Yellowknifer: Why is the NWT coroner's service contracted by the government?Percy Kinney: To keep an arm's length from the government, I'm not a government employee. People have to know that the person in this office may from time to time be critical of the government and make recommendations to government that they change this or change that or spend this or spend that.

Yellowknifer: What are some of the most common deaths you've investigated?

Percy Kinney: Well, cold exposure's fairly frequent, and drowning and snow machine accidents. Alcohol-related deaths are all too frequent.
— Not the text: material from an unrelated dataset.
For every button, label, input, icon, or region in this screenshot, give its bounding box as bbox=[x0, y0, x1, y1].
A couple of years ago, we did a report that showed 75 per cent of our accidental deaths were alcohol-related.

Yellowknifer: Has there ever been a case you walked away from thinking, I don't know if I can do this job anymore?

Percy Kinney: No, I get more the other way... I started this job in February 1998 and in March I had to go to Kugluktuk, that's back before Nunavut was created, for a triple murder-suicide. The father had come home and his wife had gone away with her boyfriend. He came home and killed his three kids and then himself with a shotgun. A 13-year-old girl, a seven-year old girl and a four-year-old boy were shot point blank. But that makes me angry. It makes me want to do it more. You look at that and you go, how can we fix that? It turned out this guy had been to jail three or four times for beating up his wife, and charged once with beating up his kids, but the charge was dropped, a whole bunch of stuff. And social services never had a child welfare file... I took them to task.

Yellowknifer: Have you ever had to investigate the death of someone you knew?

Percy Kinney: I have only ever had to go to one death where the person was a friend of mine. He was killed at a mine, squashed between two pieces of equipment. He had supper at my place the night before. He left at quarter to midnight Sunday night. Noon Monday he was dead. It was very tough. But my community coroners do that all the time.

Yellowknifer: To what extent does this job take its toll on you, mentally and emotionally? Percy Kinney: We all like to think we're macho and tough and this job doesn't bother you. Well, that's probably true on the surface, but you really don't know how much it affects you on the inside. There's no question in my mind that to do this job properly, this job has a shelf life. I think it's very difficult to go in and do this job forever. There's two things: one is, it's going to take its toll on you in time; second, if you stay long enough, you become ineffective at it. I beat the drum and bitch about the things I bitch about, and I've been doing it for 10 years. A lot of it now falls on deaf ears. It's "Oh, that's Percy and his rhetoric again." It's time for someone new to come. They're probably going to bitch about the same things, but they'll do it in a different way and with a different voice.